In deze zaak gaat het om een hoger beroep van de heffingsambtenaar van de gemeente Almere tegen een uitspraak van de rechtbank Midden-Nederland. De rechtbank had de naheffingsaanslag voor parkeerbelasting, opgelegd aan belanghebbende op 18 april 2015, herroepen. De heffingsambtenaar had een naheffingsaanslag van € 61,50 opgelegd, waarvan € 2,50 aan belasting en € 59 aan kosten. Belanghebbende had bezwaar gemaakt, maar de heffingsambtenaar handhaafde de aanslag. De rechtbank oordeelde dat de heffingsambtenaar onvoldoende bewijs had geleverd dat de parkeerbelasting bij aanvang van het parkeren was voldaan.
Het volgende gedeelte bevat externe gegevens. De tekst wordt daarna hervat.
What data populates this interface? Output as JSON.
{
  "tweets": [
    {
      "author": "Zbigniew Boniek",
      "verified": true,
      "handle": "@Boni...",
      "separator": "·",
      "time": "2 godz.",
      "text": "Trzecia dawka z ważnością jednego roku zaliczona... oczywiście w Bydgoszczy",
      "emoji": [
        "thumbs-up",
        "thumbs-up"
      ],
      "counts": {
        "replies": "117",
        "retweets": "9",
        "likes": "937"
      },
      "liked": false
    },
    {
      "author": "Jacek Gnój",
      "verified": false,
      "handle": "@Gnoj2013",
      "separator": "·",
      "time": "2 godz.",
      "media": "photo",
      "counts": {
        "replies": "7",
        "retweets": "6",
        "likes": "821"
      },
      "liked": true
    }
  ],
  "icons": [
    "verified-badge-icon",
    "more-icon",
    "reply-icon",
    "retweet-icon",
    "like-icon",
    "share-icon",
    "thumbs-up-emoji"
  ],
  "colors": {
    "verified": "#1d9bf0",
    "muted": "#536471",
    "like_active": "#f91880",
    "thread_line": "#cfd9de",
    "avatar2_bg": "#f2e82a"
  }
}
In hoger beroep heeft het Gerechtshof Arnhem-Leeuwarden de zaak beoordeeld. Het Hof constateerde dat de auto van belanghebbende om 16:06 uur geparkeerd stond, terwijl de registratie van de parkeerbelasting pas om 16:09 uur was gestart. Het Hof oordeelde dat er een redelijke termijn moet zijn voor het in werking stellen van de parkeerapplicatie, maar dat deze termijn in dit geval was overschreden. De heffingsambtenaar had foto’s overgelegd die bevestigden dat de auto op het moment van de naheffingsaanslag niet door belanghebbende werd bestuurd.
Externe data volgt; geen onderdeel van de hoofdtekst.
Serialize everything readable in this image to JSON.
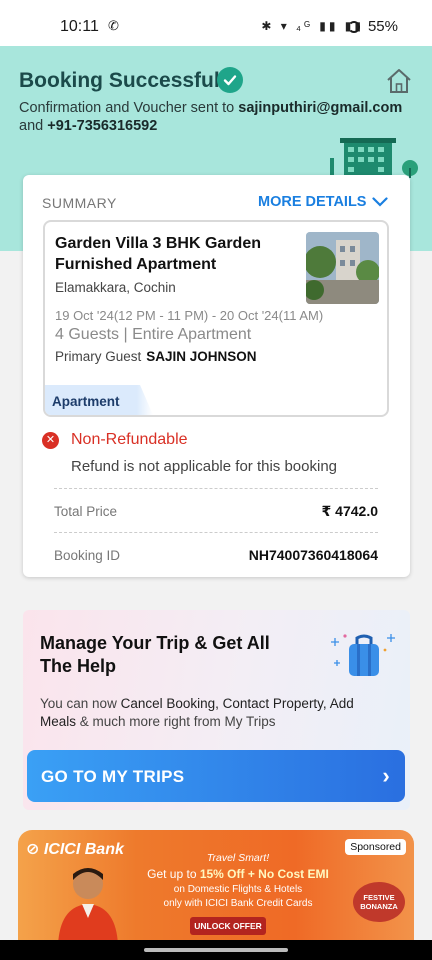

Het Hof concludeerde dat de heffingsambtenaar de naheffingsaanslag terecht had opgelegd, omdat de parkeerbelasting niet bij aanvang van het parkeren was voldaan. De uitspraak van de rechtbank werd vernietigd en het beroep van belanghebbende werd ongegrond verklaard. De proceskosten werden niet toegewezen.